The White House says President Bush wants a diplomatic solution to North Korea's admission that it has a secret nuclear weapons program. The administration says Pyongyang's nuclear weapons are not as great a threat as weapons of mass destruction in Iraq.
Spokesman Scott McClellan says President Bush found North Korea's admission "troubling, sobering news" and plans to discuss the issue in talks next week with Chinese President Jiang Zemin. Mr. McClellan told reporters that the president wants a "peaceful solution" to North Korean arms programs and has decided to address the issue through private, diplomatic channels.

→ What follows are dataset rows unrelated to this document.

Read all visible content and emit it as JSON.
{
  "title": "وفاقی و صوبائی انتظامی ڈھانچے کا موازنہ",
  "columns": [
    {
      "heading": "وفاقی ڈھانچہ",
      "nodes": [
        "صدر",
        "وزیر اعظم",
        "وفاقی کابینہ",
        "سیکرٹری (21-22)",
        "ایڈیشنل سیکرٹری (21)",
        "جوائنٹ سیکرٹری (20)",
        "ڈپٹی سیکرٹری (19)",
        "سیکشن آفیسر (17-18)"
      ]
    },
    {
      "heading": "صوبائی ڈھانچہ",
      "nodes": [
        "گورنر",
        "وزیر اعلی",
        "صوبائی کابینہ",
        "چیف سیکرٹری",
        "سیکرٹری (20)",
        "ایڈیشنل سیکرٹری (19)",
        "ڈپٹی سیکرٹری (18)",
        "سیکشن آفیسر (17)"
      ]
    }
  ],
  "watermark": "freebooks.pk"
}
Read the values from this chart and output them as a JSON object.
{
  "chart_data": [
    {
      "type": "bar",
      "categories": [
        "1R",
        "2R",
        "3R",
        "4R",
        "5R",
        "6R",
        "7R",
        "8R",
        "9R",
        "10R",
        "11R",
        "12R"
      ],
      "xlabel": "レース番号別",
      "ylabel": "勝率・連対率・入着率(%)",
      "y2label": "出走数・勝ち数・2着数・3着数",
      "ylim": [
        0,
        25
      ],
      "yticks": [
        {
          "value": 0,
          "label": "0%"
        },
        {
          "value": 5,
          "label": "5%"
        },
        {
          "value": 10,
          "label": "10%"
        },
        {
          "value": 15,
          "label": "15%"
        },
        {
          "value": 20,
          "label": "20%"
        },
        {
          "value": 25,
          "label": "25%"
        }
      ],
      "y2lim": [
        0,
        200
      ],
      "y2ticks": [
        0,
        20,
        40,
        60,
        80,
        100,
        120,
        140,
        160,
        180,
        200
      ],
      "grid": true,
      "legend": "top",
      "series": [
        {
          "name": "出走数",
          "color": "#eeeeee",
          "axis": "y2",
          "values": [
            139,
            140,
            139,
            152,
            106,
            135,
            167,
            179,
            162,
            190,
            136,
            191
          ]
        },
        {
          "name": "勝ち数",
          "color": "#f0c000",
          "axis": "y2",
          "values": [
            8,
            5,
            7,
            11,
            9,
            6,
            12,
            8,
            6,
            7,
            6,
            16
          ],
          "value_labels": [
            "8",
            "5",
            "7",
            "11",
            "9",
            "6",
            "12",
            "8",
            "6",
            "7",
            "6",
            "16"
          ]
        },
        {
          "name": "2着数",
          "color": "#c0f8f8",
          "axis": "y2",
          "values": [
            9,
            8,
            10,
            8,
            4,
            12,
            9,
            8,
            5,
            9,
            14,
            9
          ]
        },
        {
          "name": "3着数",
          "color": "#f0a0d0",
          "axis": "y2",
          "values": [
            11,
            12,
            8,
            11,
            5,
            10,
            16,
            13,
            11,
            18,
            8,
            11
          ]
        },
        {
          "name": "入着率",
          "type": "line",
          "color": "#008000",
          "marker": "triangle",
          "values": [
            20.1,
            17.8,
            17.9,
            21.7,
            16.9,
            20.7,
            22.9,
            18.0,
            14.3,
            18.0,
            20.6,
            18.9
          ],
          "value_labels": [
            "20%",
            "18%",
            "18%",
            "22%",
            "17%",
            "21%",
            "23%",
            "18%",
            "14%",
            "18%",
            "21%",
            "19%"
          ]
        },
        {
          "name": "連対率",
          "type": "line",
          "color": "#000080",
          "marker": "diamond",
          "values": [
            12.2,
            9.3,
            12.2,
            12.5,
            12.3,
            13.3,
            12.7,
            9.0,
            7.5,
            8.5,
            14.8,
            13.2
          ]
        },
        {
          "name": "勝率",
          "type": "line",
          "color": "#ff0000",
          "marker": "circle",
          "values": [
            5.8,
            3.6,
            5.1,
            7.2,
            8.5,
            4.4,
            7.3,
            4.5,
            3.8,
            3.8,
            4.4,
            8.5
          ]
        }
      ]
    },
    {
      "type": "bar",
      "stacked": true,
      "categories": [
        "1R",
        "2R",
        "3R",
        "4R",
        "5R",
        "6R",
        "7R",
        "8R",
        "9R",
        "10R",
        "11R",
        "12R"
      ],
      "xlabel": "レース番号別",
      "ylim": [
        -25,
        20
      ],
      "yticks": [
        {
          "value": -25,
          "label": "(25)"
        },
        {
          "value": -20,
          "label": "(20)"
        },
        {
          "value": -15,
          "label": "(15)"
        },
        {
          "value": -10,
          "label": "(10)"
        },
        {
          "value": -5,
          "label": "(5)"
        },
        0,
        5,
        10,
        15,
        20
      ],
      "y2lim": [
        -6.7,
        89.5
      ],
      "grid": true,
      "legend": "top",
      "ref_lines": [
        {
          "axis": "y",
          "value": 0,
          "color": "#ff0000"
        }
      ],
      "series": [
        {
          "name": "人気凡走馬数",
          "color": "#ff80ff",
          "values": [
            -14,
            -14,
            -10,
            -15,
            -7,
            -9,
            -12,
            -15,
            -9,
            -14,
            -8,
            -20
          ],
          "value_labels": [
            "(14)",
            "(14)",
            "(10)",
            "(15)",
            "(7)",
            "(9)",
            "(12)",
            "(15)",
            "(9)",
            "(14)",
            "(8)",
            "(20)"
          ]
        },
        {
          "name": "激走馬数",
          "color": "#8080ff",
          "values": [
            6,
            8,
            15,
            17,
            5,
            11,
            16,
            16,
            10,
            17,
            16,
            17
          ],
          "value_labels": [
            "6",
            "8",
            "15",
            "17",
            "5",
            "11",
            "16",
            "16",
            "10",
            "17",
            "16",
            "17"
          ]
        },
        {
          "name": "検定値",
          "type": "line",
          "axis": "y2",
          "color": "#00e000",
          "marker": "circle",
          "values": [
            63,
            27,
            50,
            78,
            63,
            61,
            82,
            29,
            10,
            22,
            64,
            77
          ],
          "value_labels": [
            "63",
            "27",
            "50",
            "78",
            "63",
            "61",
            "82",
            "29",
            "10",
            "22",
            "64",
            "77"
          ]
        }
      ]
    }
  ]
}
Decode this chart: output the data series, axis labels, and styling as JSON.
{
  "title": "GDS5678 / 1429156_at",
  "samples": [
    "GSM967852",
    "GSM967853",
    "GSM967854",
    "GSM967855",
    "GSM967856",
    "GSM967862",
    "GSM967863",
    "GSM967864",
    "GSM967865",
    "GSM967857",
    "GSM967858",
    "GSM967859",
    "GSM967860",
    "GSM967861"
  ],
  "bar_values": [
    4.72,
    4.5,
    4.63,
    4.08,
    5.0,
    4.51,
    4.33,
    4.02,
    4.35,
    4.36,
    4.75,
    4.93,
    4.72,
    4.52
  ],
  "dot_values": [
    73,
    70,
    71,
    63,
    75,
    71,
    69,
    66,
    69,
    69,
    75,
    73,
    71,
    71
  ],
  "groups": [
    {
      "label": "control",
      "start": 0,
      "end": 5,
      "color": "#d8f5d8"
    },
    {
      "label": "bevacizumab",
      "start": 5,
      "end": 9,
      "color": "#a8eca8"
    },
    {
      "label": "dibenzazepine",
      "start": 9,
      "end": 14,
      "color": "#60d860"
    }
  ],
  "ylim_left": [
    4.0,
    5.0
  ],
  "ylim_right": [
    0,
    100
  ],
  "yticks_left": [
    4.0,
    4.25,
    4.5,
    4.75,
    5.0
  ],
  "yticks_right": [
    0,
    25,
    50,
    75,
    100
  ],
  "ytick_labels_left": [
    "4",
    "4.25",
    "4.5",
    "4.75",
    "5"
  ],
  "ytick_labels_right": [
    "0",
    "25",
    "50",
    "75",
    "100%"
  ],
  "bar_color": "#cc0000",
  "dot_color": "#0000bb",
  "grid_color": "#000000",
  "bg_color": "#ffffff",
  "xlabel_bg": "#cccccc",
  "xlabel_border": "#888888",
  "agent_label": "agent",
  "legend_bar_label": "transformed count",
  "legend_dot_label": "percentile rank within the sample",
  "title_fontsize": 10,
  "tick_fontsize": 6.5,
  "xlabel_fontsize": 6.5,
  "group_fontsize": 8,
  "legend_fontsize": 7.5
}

The president is not expected to mention North Korea in campaigning for Republican candidates in the southern states of Georgia and Florida. In his State of the Union address, President Bush said North Korea, Iran and Iraq were part of an "axis of evil" that could help terrorists acquire weapons of mass destruction.
Mr. McClellan drew a distinction between North Korea and Iraq, saying they are "different regions, different circumstances."
Mr. McClellan said the United States and its allies want North Korea to comply with nuclear nonproliferation commitments and eliminate its weapons program in a "verifiable manner."
Under a 1994 accord with the United States, North Korea was to have scrapped its nuclear weapons program in exchange for nuclear power plants and other aid.
After a two-year break, the United States and North Korea resumed high-level security talks earlier this month. It was during those discussions that U.S. officials say North Korea admitted to its nuclear program when confronted by Assistant Secretary of State James Kelly.
After he left, Korean officials called Mr. Kelley "high-handed and arrogant."
Meanwhile, a commentary on state-run North Korean radio has accused Washington of pursuing a "hostile policy" aimed at bringing the North to its knees by distorting the truth about its weapons programs.